Others have trauma in the field, and the pressure is to act a certain way through it all, lest their agency leadership get a bad impression that affects their standing in the community. In that case, a missionary family can feel their entire term is threatened, to an extent. Their standing, both in their target community and the agency community with which they associate, can rise and fall in an arbitrary evaluation of their response to trauma.

And that response, friends, is precisely what cannot be learned. Especially when a family braves that many unknowns, stepping into a separate culture in another part of the world - an unfamiliar situation that is, in its very essence, unpracticed.

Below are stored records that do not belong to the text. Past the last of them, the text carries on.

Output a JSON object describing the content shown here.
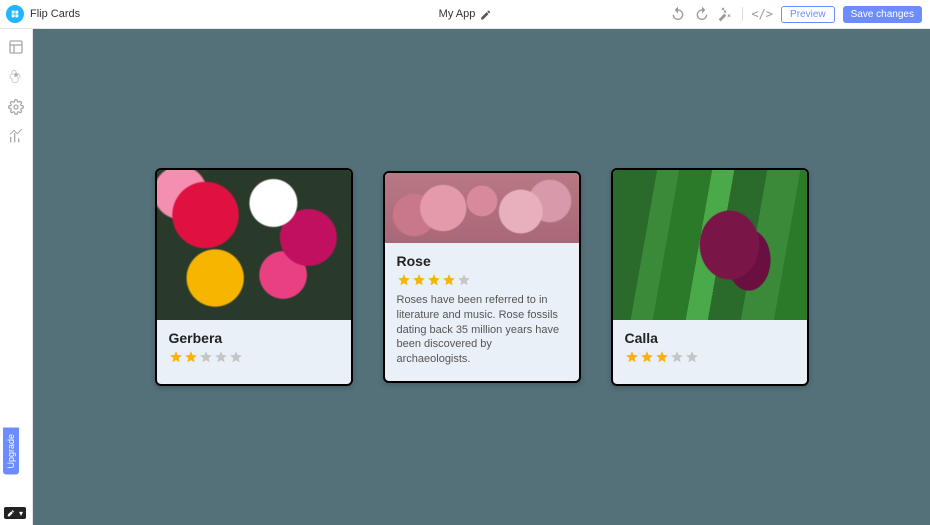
{
  "header": {
    "page_label": "Flip Cards",
    "app_name": "My App",
    "preview_label": "Preview",
    "save_label": "Save changes"
  },
  "sidebar": {
    "upgrade_label": "Upgrade"
  },
  "cards": [
    {
      "title": "Gerbera",
      "rating": 2,
      "max_rating": 5,
      "description": ""
    },
    {
      "title": "Rose",
      "rating": 4,
      "max_rating": 5,
      "description": "Roses have been referred to in literature and music. Rose fossils dating back 35 million years have been discovered by archaeologists."
    },
    {
      "title": "Calla",
      "rating": 3,
      "max_rating": 5,
      "description": ""
    }
  ]
}
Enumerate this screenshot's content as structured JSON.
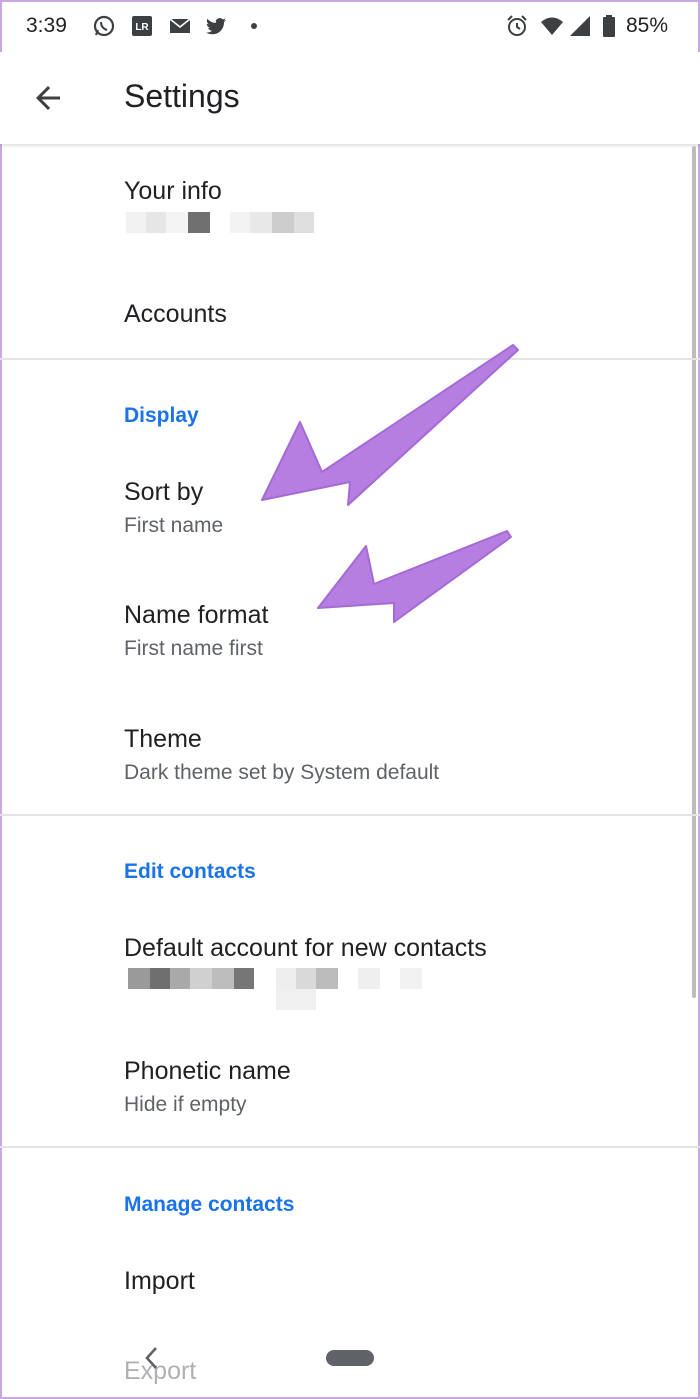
{
  "status_bar": {
    "time": "3:39",
    "battery_percent": "85%",
    "icons": [
      "whatsapp-icon",
      "app-lr-icon",
      "mail-icon",
      "twitter-icon",
      "dot-icon",
      "alarm-icon",
      "wifi-icon",
      "signal-icon",
      "battery-icon"
    ]
  },
  "app_bar": {
    "title": "Settings",
    "back_icon": "arrow-left-icon"
  },
  "items": {
    "your_info": {
      "title": "Your info"
    },
    "accounts": {
      "title": "Accounts"
    },
    "sort_by": {
      "title": "Sort by",
      "subtitle": "First name"
    },
    "name_format": {
      "title": "Name format",
      "subtitle": "First name first"
    },
    "theme": {
      "title": "Theme",
      "subtitle": "Dark theme set by System default"
    },
    "default_account": {
      "title": "Default account for new contacts"
    },
    "phonetic_name": {
      "title": "Phonetic name",
      "subtitle": "Hide if empty"
    },
    "import": {
      "title": "Import"
    },
    "export": {
      "title": "Export"
    }
  },
  "sections": {
    "display": "Display",
    "edit_contacts": "Edit contacts",
    "manage_contacts": "Manage contacts"
  },
  "colors": {
    "accent": "#1a73e8",
    "annotation_arrow": "#b57ee0",
    "frame": "#c9a6e6"
  },
  "nav_bar": {
    "back_icon": "chevron-left-icon",
    "home_icon": "home-pill-icon"
  }
}
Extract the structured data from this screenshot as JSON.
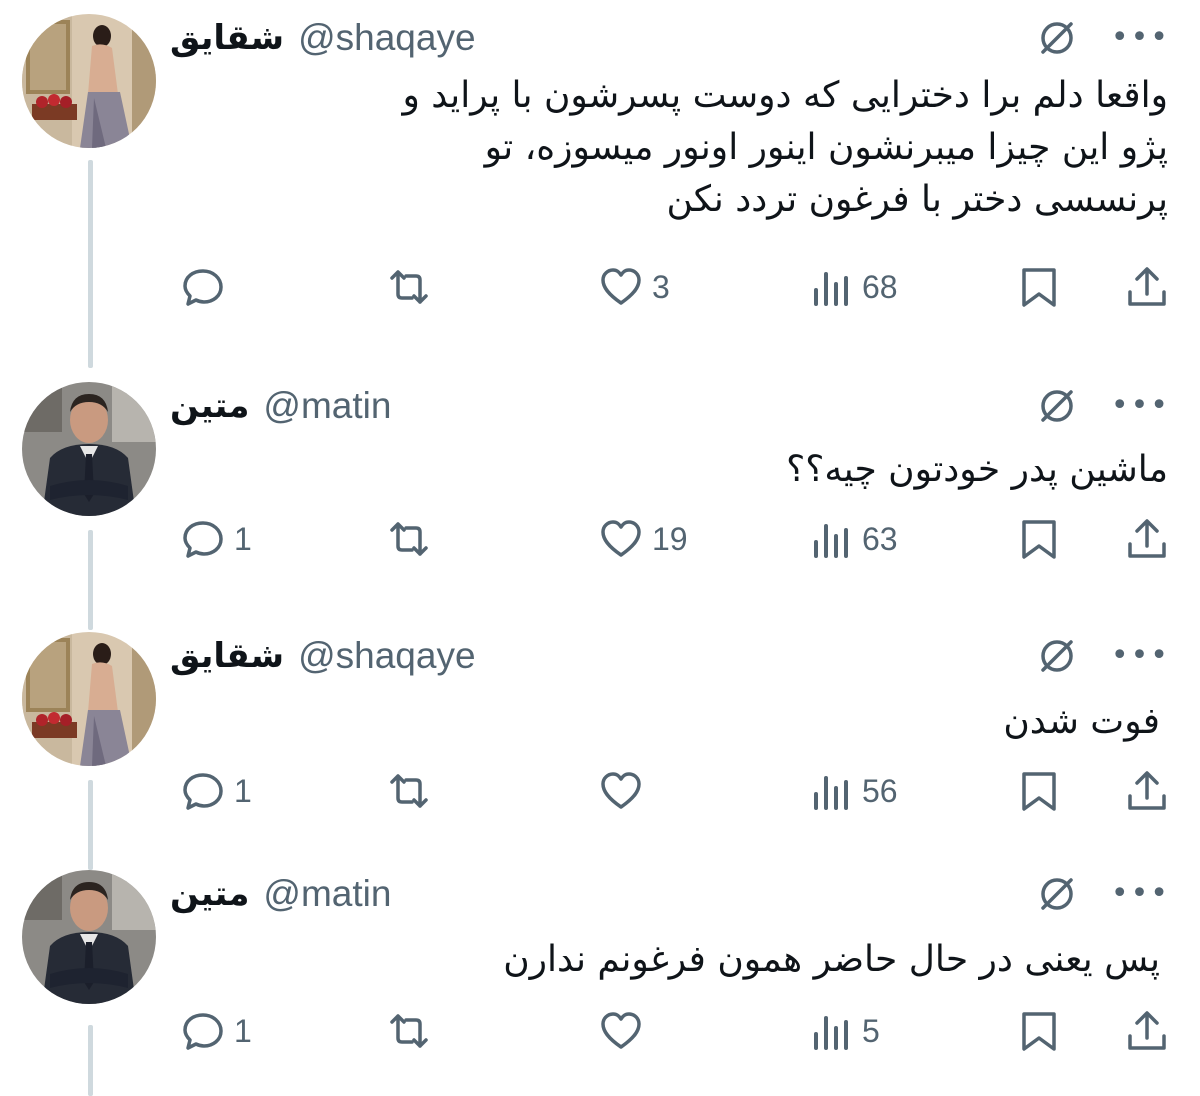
{
  "tweets": [
    {
      "name": "شقایق",
      "handle": "@shaqaye",
      "text": "واقعا دلم برا دخترایی که دوست پسرشون  با پراید و\nپژو این چیزا میبرنشون اینور اونور میسوزه، تو\nپرنسسی دختر با فرغون تردد نکن",
      "avatar_icon": "woman-in-gown-avatar",
      "replies": "",
      "retweets": "",
      "likes": "3",
      "views": "68"
    },
    {
      "name": "متین",
      "handle": "@matin",
      "text": "ماشین پدر خودتون چیه؟؟",
      "avatar_icon": "man-in-suit-avatar",
      "replies": "1",
      "retweets": "",
      "likes": "19",
      "views": "63"
    },
    {
      "name": "شقایق",
      "handle": "@shaqaye",
      "text": "فوت شدن",
      "avatar_icon": "woman-in-gown-avatar",
      "replies": "1",
      "retweets": "",
      "likes": "",
      "views": "56"
    },
    {
      "name": "متین",
      "handle": "@matin",
      "text": "پس یعنی در حال حاضر همون فرغونم ندارن",
      "avatar_icon": "man-in-suit-avatar",
      "replies": "1",
      "retweets": "",
      "likes": "",
      "views": "5"
    }
  ],
  "icons": {
    "grok": "grok-icon",
    "more": "•••",
    "reply": "reply-icon",
    "retweet": "retweet-icon",
    "like": "heart-icon",
    "views": "views-icon",
    "bookmark": "bookmark-icon",
    "share": "share-icon"
  },
  "colors": {
    "text": "#0f1419",
    "secondary": "#536471",
    "thread_line": "#cfd9de"
  }
}
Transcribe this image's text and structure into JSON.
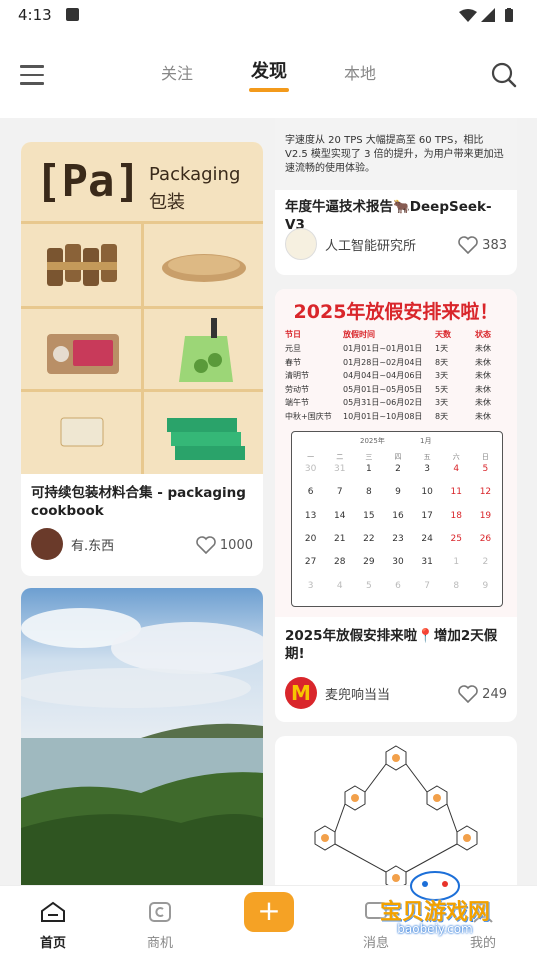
{
  "status_bar": {
    "time": "4:13",
    "app_badge": "A"
  },
  "header": {
    "tabs": [
      {
        "label": "关注"
      },
      {
        "label": "发现"
      },
      {
        "label": "本地"
      }
    ],
    "active_tab": "发现"
  },
  "feed": {
    "cards": [
      {
        "title": "可持续包装材料合集 - packaging cookbook",
        "image_text": {
          "logo": "[Pa]",
          "en": "Packaging",
          "zh": "包装"
        },
        "author": "有.东西",
        "likes": "1000"
      },
      {
        "top_snippet": "字速度从 20 TPS 大幅提高至 60 TPS，相比 V2.5 模型实现了 3 倍的提升，为用户带来更加迅速流畅的使用体验。",
        "title": "年度牛逼技术报告🐂DeepSeek-V3",
        "author": "人工智能研究所",
        "likes": "383"
      },
      {
        "image_title": "2025年放假安排来啦！",
        "table_headers": [
          "节日",
          "放假时间",
          "天数",
          "状态"
        ],
        "table_rows": [
          [
            "元旦",
            "01月01日~01月01日",
            "1天",
            "未休"
          ],
          [
            "春节",
            "01月28日~02月04日",
            "8天",
            "未休"
          ],
          [
            "清明节",
            "04月04日~04月06日",
            "3天",
            "未休"
          ],
          [
            "劳动节",
            "05月01日~05月05日",
            "5天",
            "未休"
          ],
          [
            "端午节",
            "05月31日~06月02日",
            "3天",
            "未休"
          ],
          [
            "中秋+国庆节",
            "10月01日~10月08日",
            "8天",
            "未休"
          ]
        ],
        "calendar": {
          "selector_year": "2025年",
          "selector_month": "1月",
          "weekday_labels": [
            "一",
            "二",
            "三",
            "四",
            "五",
            "六",
            "日"
          ],
          "days": [
            "30",
            "31",
            "1",
            "2",
            "3",
            "4",
            "5",
            "6",
            "7",
            "8",
            "9",
            "10",
            "11",
            "12",
            "13",
            "14",
            "15",
            "16",
            "17",
            "18",
            "19",
            "20",
            "21",
            "22",
            "23",
            "24",
            "25",
            "26",
            "27",
            "28",
            "29",
            "30",
            "31",
            "1",
            "2",
            "3",
            "4",
            "5",
            "6",
            "7",
            "8",
            "9"
          ]
        },
        "title": "2025年放假安排来啦📍增加2天假期!",
        "author": "麦兜响当当",
        "likes": "249"
      },
      {
        "image": "landscape-lake-photo"
      },
      {
        "image": "chemical-structure-diagram"
      }
    ]
  },
  "bottom_nav": {
    "items": [
      {
        "label": "首页"
      },
      {
        "label": "商机"
      },
      {
        "label": "+"
      },
      {
        "label": "消息"
      },
      {
        "label": "我的"
      }
    ]
  },
  "watermark": {
    "text": "宝贝游戏网",
    "url": "baobeiy.com"
  },
  "colors": {
    "accent": "#f39a1b",
    "red": "#d9262b"
  }
}
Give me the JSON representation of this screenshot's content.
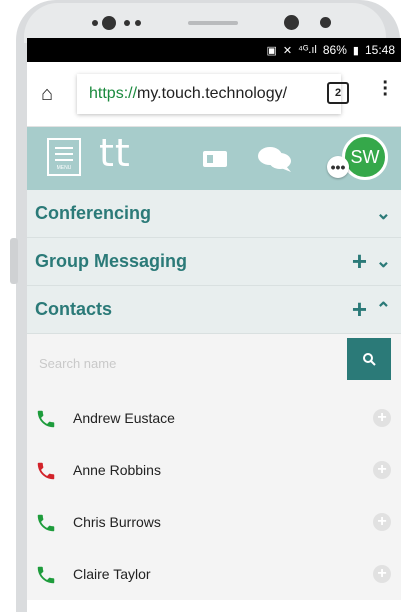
{
  "statusbar": {
    "icons": [
      "screenshot-icon",
      "mute-icon",
      "4g-signal-icon",
      "battery-icon"
    ],
    "battery": "86%",
    "time": "15:48"
  },
  "browser": {
    "url_scheme": "https://",
    "url_host": "my.touch.technology/",
    "tab_count": "2"
  },
  "app": {
    "menu_label": "MENU",
    "logo": "tt",
    "avatar_initials": "SW",
    "status_bubble": "•••"
  },
  "sections": {
    "conferencing": {
      "title": "Conferencing"
    },
    "group_messaging": {
      "title": "Group Messaging"
    },
    "contacts": {
      "title": "Contacts"
    }
  },
  "search": {
    "placeholder": "Search name"
  },
  "contacts": [
    {
      "name": "Andrew Eustace",
      "status": "available"
    },
    {
      "name": "Anne Robbins",
      "status": "busy"
    },
    {
      "name": "Chris Burrows",
      "status": "available"
    },
    {
      "name": "Claire Taylor",
      "status": "available"
    }
  ],
  "colors": {
    "accent": "#2b7a78",
    "header": "#a7cccb",
    "available": "#1e9c3c",
    "busy": "#d2232a",
    "avatar": "#35a84a"
  }
}
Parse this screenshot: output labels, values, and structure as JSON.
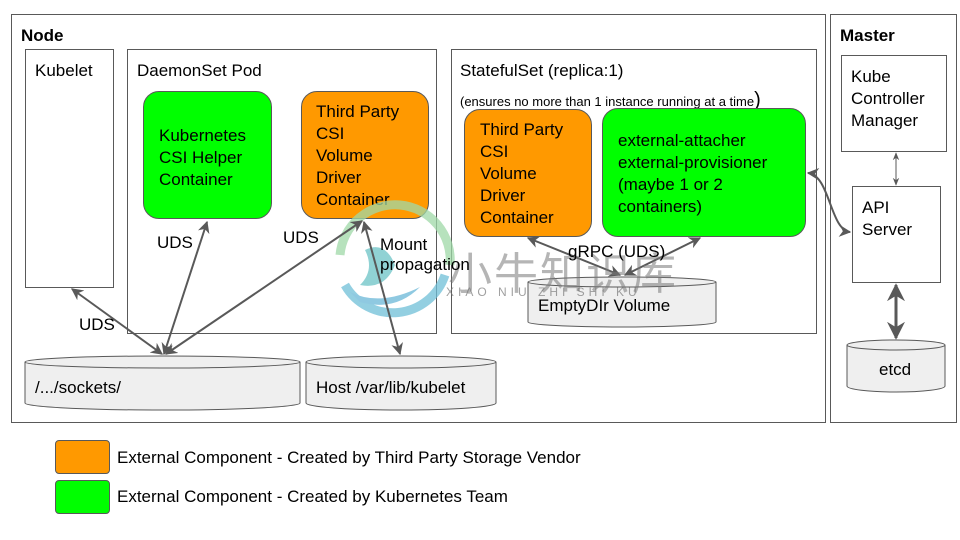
{
  "node": {
    "title": "Node",
    "kubelet": {
      "label": "Kubelet"
    },
    "daemonset": {
      "title": "DaemonSet Pod",
      "helper": {
        "label": "Kubernetes\nCSI Helper\nContainer"
      },
      "driver": {
        "label": "Third Party\nCSI\nVolume\nDriver\nContainer"
      }
    },
    "statefulset": {
      "title": "StatefulSet (replica:1)",
      "subtitle": "(ensures no more than 1 instance running at a time",
      "subtitle_close": ")",
      "driver": {
        "label": "Third Party\nCSI\nVolume\nDriver\nContainer"
      },
      "sidecars": {
        "label": "external-attacher\nexternal-provisioner\n(maybe 1 or 2\ncontainers)"
      },
      "emptydir": {
        "label": "EmptyDIr Volume"
      }
    },
    "sockets": {
      "label": "/.../sockets/"
    },
    "host_kubelet": {
      "label": "Host /var/lib/kubelet"
    }
  },
  "master": {
    "title": "Master",
    "controller_manager": {
      "label": "Kube\nController\nManager"
    },
    "api_server": {
      "label": "API\nServer"
    },
    "etcd": {
      "label": "etcd"
    }
  },
  "connections": {
    "uds_kubelet": "UDS",
    "uds_helper": "UDS",
    "uds_driver": "UDS",
    "mount_propagation": "Mount\npropagation",
    "grpc": "gRPC (UDS)"
  },
  "legend": [
    {
      "label": "External Component - Created by Third Party Storage Vendor",
      "color": "#ff9900"
    },
    {
      "label": "External Component - Created by Kubernetes Team",
      "color": "#00ff00"
    }
  ],
  "watermark": {
    "chinese": "小牛知识库",
    "pinyin": "XIAO NIU ZHI SHI KU"
  },
  "colors": {
    "external_vendor": "#ff9900",
    "kubernetes_team": "#00ff00",
    "stroke": "#595959",
    "cylinder_fill": "#efefef"
  }
}
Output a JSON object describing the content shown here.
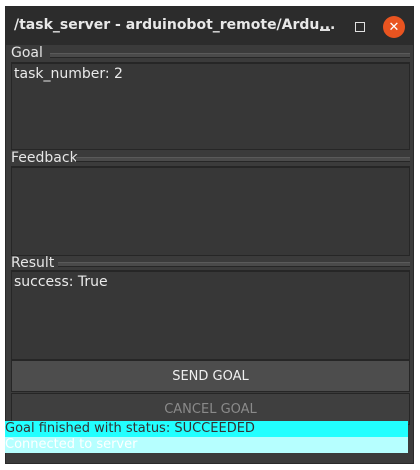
{
  "window": {
    "title": "/task_server - arduinobot_remote/Ardu...",
    "close_glyph": "✕"
  },
  "goal": {
    "label": "Goal",
    "text": "task_number: 2"
  },
  "feedback": {
    "label": "Feedback",
    "text": ""
  },
  "result": {
    "label": "Result",
    "text": "success: True"
  },
  "buttons": {
    "send_label": "SEND GOAL",
    "cancel_label": "CANCEL GOAL"
  },
  "status": {
    "line1": "Goal finished with status: SUCCEEDED",
    "line2": "Connected to server"
  },
  "colors": {
    "background": "#3b3b3b",
    "titlebar": "#2c2c2c",
    "close_button": "#e95420",
    "status_highlight": "#22ffff",
    "status_secondary": "#b6ffff"
  },
  "icons": {
    "minimize": "minimize-icon",
    "maximize": "maximize-icon",
    "close": "close-icon"
  }
}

Now, of course, there are situations where it may be best to bring a family home. At least, for a while. But the support cannot end there. And many situations and experiences can certainly be dealt with and resolved on the field. But the resources and communication have to be there, for an agency to proactively say to their missionaries, "We have your back. If you run into anything, we have people who will listen. We may not know how to solve everything, but we'll be in it together."

Because if I've heard one thing while listening, it's that a large number of missionaries feel like they are alone. We the people of the church need to bring a mission to our missionaries, because the same gospel they're sharing says they aren't.